INTERNATIONAL JOURNAL OF ENGLISH LANGUAGE, LITERATURE AND TRANSLATION STUDIES (IJELR), cilt.10, sa.1, 2023 (Hakemli Dergi)

Özet

The majority of works of literature depict the world of what many people call normal characters, in this case the characters without disabilities, especially the deaf. Mark Medoff’s play, Children of Lesser God, depicts a world of a deaf character who has been neglected by his surrounding many for the reason that she (Sarah) cannot understand the world of normal people. However, this study analyzes the structure of discourses made by Sarah to show the fact that unlike the majority of characters in the play, the silent world of Sara is full of diverse deep psychological insight, none of which are identifiable for the other characters. In this article, it will be shown that what deaf people can understand from their surroundings is more than the grasp of common people’s words and actions. They, in fact, are capable of understanding what goes under the very seemingly unimportant words or deeds of common people.
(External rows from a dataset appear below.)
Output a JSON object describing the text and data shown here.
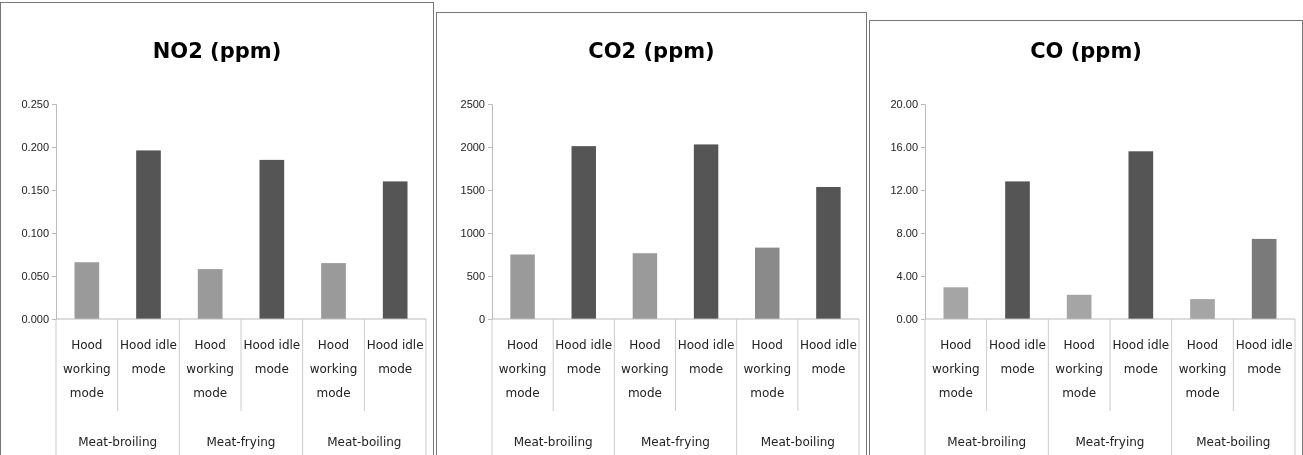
{
  "chart_data": [
    {
      "type": "bar",
      "title": "NO2 (ppm)",
      "categories": [
        "Hood working mode",
        "Hood idle mode",
        "Hood working mode",
        "Hood idle mode",
        "Hood working mode",
        "Hood idle mode"
      ],
      "values": [
        0.066,
        0.196,
        0.058,
        0.185,
        0.065,
        0.16
      ],
      "colors": [
        "#9a9a9a",
        "#555555",
        "#9a9a9a",
        "#555555",
        "#9a9a9a",
        "#555555"
      ],
      "ylim": [
        0,
        0.25
      ],
      "yticks": [
        {
          "value": 0,
          "label": "0.000"
        },
        {
          "value": 0.05,
          "label": "0.050"
        },
        {
          "value": 0.1,
          "label": "0.100"
        },
        {
          "value": 0.15,
          "label": "0.150"
        },
        {
          "value": 0.2,
          "label": "0.200"
        },
        {
          "value": 0.25,
          "label": "0.250"
        }
      ],
      "annotations": [
        "Meat-broiling",
        "Meat-frying",
        "Meat-boiling"
      ]
    },
    {
      "type": "bar",
      "title": "CO2 (ppm)",
      "categories": [
        "Hood working mode",
        "Hood idle mode",
        "Hood working mode",
        "Hood idle mode",
        "Hood working mode",
        "Hood idle mode"
      ],
      "values": [
        750,
        2010,
        765,
        2030,
        830,
        1535
      ],
      "colors": [
        "#9a9a9a",
        "#555555",
        "#9a9a9a",
        "#555555",
        "#8a8a8a",
        "#555555"
      ],
      "ylim": [
        0,
        2500
      ],
      "yticks": [
        0,
        500,
        1000,
        1500,
        2000,
        2500
      ],
      "annotations": [
        "Meat-broiling",
        "Meat-frying",
        "Meat-boiling"
      ]
    },
    {
      "type": "bar",
      "title": "CO (ppm)",
      "categories": [
        "Hood working mode",
        "Hood idle mode",
        "Hood working mode",
        "Hood idle mode",
        "Hood working mode",
        "Hood idle mode"
      ],
      "values": [
        2.95,
        12.8,
        2.25,
        15.6,
        1.85,
        7.45
      ],
      "colors": [
        "#a5a5a5",
        "#555555",
        "#a5a5a5",
        "#555555",
        "#a5a5a5",
        "#7a7a7a"
      ],
      "ylim": [
        0,
        20
      ],
      "yticks": [
        {
          "value": 0,
          "label": "0.00"
        },
        {
          "value": 4,
          "label": "4.00"
        },
        {
          "value": 8,
          "label": "8.00"
        },
        {
          "value": 12,
          "label": "12.00"
        },
        {
          "value": 16,
          "label": "16.00"
        },
        {
          "value": 20,
          "label": "20.00"
        }
      ],
      "annotations": [
        "Meat-broiling",
        "Meat-frying",
        "Meat-boiling"
      ]
    }
  ]
}
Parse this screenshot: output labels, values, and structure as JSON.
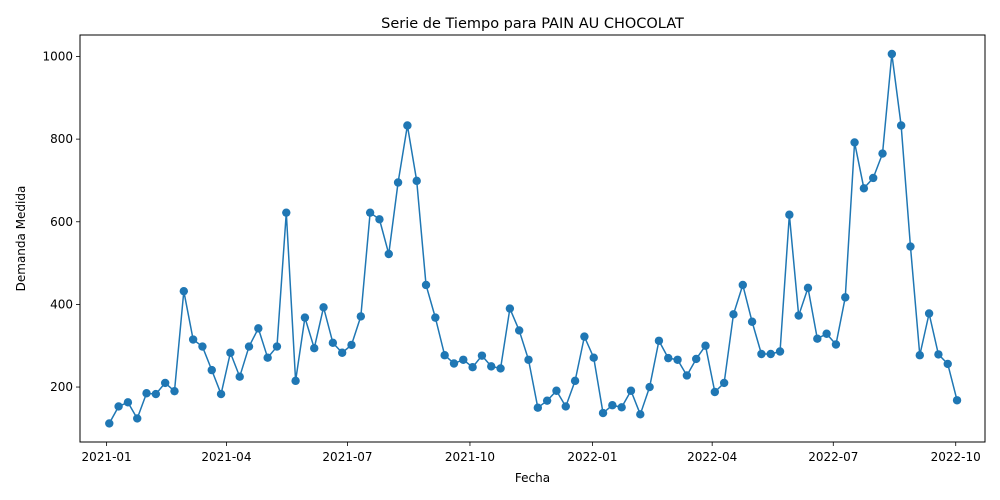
{
  "chart_data": {
    "type": "line",
    "title": "Serie de Tiempo para PAIN AU CHOCOLAT",
    "xlabel": "Fecha",
    "ylabel": "Demanda Medida",
    "x_range": [
      "2020-12-12",
      "2022-10-23"
    ],
    "ylim": [
      67,
      1052
    ],
    "x_ticks": [
      "2021-01",
      "2021-04",
      "2021-07",
      "2021-10",
      "2022-01",
      "2022-04",
      "2022-07",
      "2022-10"
    ],
    "y_ticks": [
      200,
      400,
      600,
      800,
      1000
    ],
    "grid": false,
    "legend": "none",
    "color": "#1f77b4",
    "marker": "circle",
    "series": [
      {
        "x": [
          "2021-01-03",
          "2021-01-10",
          "2021-01-17",
          "2021-01-24",
          "2021-01-31",
          "2021-02-07",
          "2021-02-14",
          "2021-02-21",
          "2021-02-28",
          "2021-03-07",
          "2021-03-14",
          "2021-03-21",
          "2021-03-28",
          "2021-04-04",
          "2021-04-11",
          "2021-04-18",
          "2021-04-25",
          "2021-05-02",
          "2021-05-09",
          "2021-05-16",
          "2021-05-23",
          "2021-05-30",
          "2021-06-06",
          "2021-06-13",
          "2021-06-20",
          "2021-06-27",
          "2021-07-04",
          "2021-07-11",
          "2021-07-18",
          "2021-07-25",
          "2021-08-01",
          "2021-08-08",
          "2021-08-15",
          "2021-08-22",
          "2021-08-29",
          "2021-09-05",
          "2021-09-12",
          "2021-09-19",
          "2021-09-26",
          "2021-10-03",
          "2021-10-10",
          "2021-10-17",
          "2021-10-24",
          "2021-10-31",
          "2021-11-07",
          "2021-11-14",
          "2021-11-21",
          "2021-11-28",
          "2021-12-05",
          "2021-12-12",
          "2021-12-19",
          "2021-12-26",
          "2022-01-02",
          "2022-01-09",
          "2022-01-16",
          "2022-01-23",
          "2022-01-30",
          "2022-02-06",
          "2022-02-13",
          "2022-02-20",
          "2022-02-27",
          "2022-03-06",
          "2022-03-13",
          "2022-03-20",
          "2022-03-27",
          "2022-04-03",
          "2022-04-10",
          "2022-04-17",
          "2022-04-24",
          "2022-05-01",
          "2022-05-08",
          "2022-05-15",
          "2022-05-22",
          "2022-05-29",
          "2022-06-05",
          "2022-06-12",
          "2022-06-19",
          "2022-06-26",
          "2022-07-03",
          "2022-07-10",
          "2022-07-17",
          "2022-07-24",
          "2022-07-31",
          "2022-08-07",
          "2022-08-14",
          "2022-08-21",
          "2022-08-28",
          "2022-09-04",
          "2022-09-11",
          "2022-09-18",
          "2022-09-25",
          "2022-10-02"
        ],
        "values": [
          112,
          153,
          163,
          124,
          185,
          183,
          210,
          190,
          432,
          315,
          298,
          241,
          183,
          283,
          225,
          298,
          342,
          271,
          298,
          622,
          215,
          368,
          294,
          393,
          307,
          283,
          302,
          371,
          622,
          606,
          522,
          695,
          833,
          699,
          447,
          368,
          277,
          257,
          266,
          248,
          276,
          250,
          245,
          390,
          337,
          266,
          150,
          167,
          191,
          153,
          215,
          322,
          271,
          137,
          156,
          151,
          191,
          134,
          200,
          312,
          270,
          266,
          228,
          268,
          300,
          188,
          210,
          376,
          447,
          358,
          280,
          280,
          286,
          617,
          373,
          440,
          317,
          329,
          303,
          417,
          792,
          681,
          706,
          765,
          1006,
          833,
          540,
          277,
          378,
          279,
          256,
          168
        ]
      }
    ]
  }
}
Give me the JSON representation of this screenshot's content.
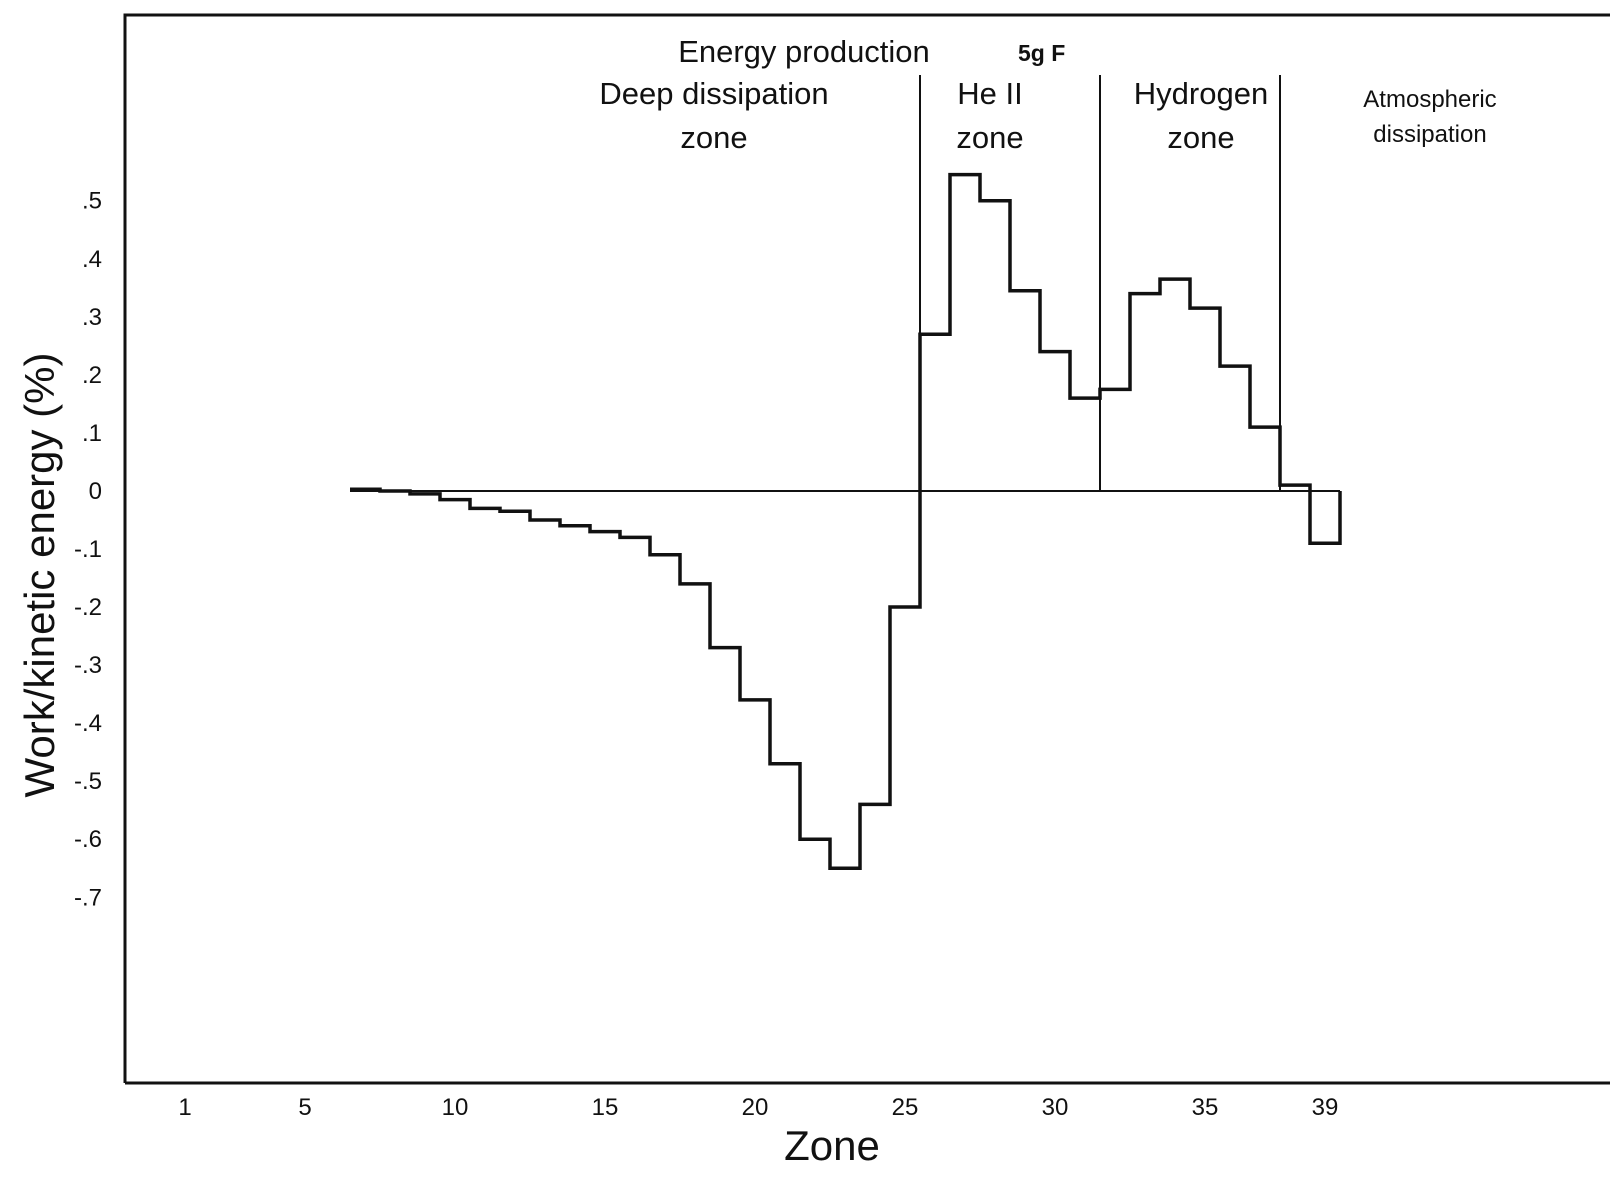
{
  "chart_data": {
    "type": "line",
    "title": "",
    "xlabel": "Zone",
    "ylabel": "Work/kinetic energy (%)",
    "x_tick_labels": [
      "1",
      "5",
      "10",
      "15",
      "20",
      "25",
      "30",
      "35",
      "39"
    ],
    "x_tick_values": [
      1,
      5,
      10,
      15,
      20,
      25,
      30,
      35,
      39
    ],
    "y_tick_labels": [
      ".5",
      ".4",
      ".3",
      ".2",
      ".1",
      "0",
      "-.1",
      "-.2",
      "-.3",
      "-.4",
      "-.5",
      "-.6",
      "-.7"
    ],
    "y_tick_values": [
      0.5,
      0.4,
      0.3,
      0.2,
      0.1,
      0,
      -0.1,
      -0.2,
      -0.3,
      -0.4,
      -0.5,
      -0.6,
      -0.7
    ],
    "xlim": [
      -1,
      48.5
    ],
    "ylim": [
      -1.02,
      0.82
    ],
    "grid": false,
    "step_series": {
      "zones": [
        7,
        8,
        9,
        10,
        11,
        12,
        13,
        14,
        15,
        16,
        17,
        18,
        19,
        20,
        21,
        22,
        23,
        24,
        25,
        26,
        27,
        28,
        29,
        30,
        31,
        32,
        33,
        34,
        35,
        36,
        37,
        38,
        39
      ],
      "values": [
        0.003,
        0.0,
        -0.005,
        -0.015,
        -0.03,
        -0.035,
        -0.05,
        -0.06,
        -0.07,
        -0.08,
        -0.11,
        -0.16,
        -0.27,
        -0.36,
        -0.47,
        -0.6,
        -0.65,
        -0.54,
        -0.2,
        0.27,
        0.545,
        0.5,
        0.345,
        0.24,
        0.16,
        0.175,
        0.34,
        0.365,
        0.315,
        0.215,
        0.11,
        0.01,
        -0.09
      ]
    },
    "zone_boundaries": [
      25.5,
      31.5,
      37.5
    ],
    "zeroline_range": [
      6.5,
      39.5
    ],
    "annotations": {
      "energy_production": "Energy production",
      "energy_production_tag": "5g F",
      "deep_line1": "Deep dissipation",
      "deep_line2": "zone",
      "he_line1": "He II",
      "he_line2": "zone",
      "hydrogen_line1": "Hydrogen",
      "hydrogen_line2": "zone",
      "atmos_line1": "Atmospheric",
      "atmos_line2": "dissipation"
    }
  }
}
Consequently, this article leads to the realization that the silence of this minor group of disabled people is full of polyphonies and, therefore, this article uses some of Bakhtin’s polyphonic discourse types to shed light on the abundance of such facts. The final stage of this study depicts the world of deaf people as a world belonging neither to common humans, nor what common humans think of these deaf individuals; they, in fact, experience a third-world in which any signification is necessarily deep in terms of its thematic structure.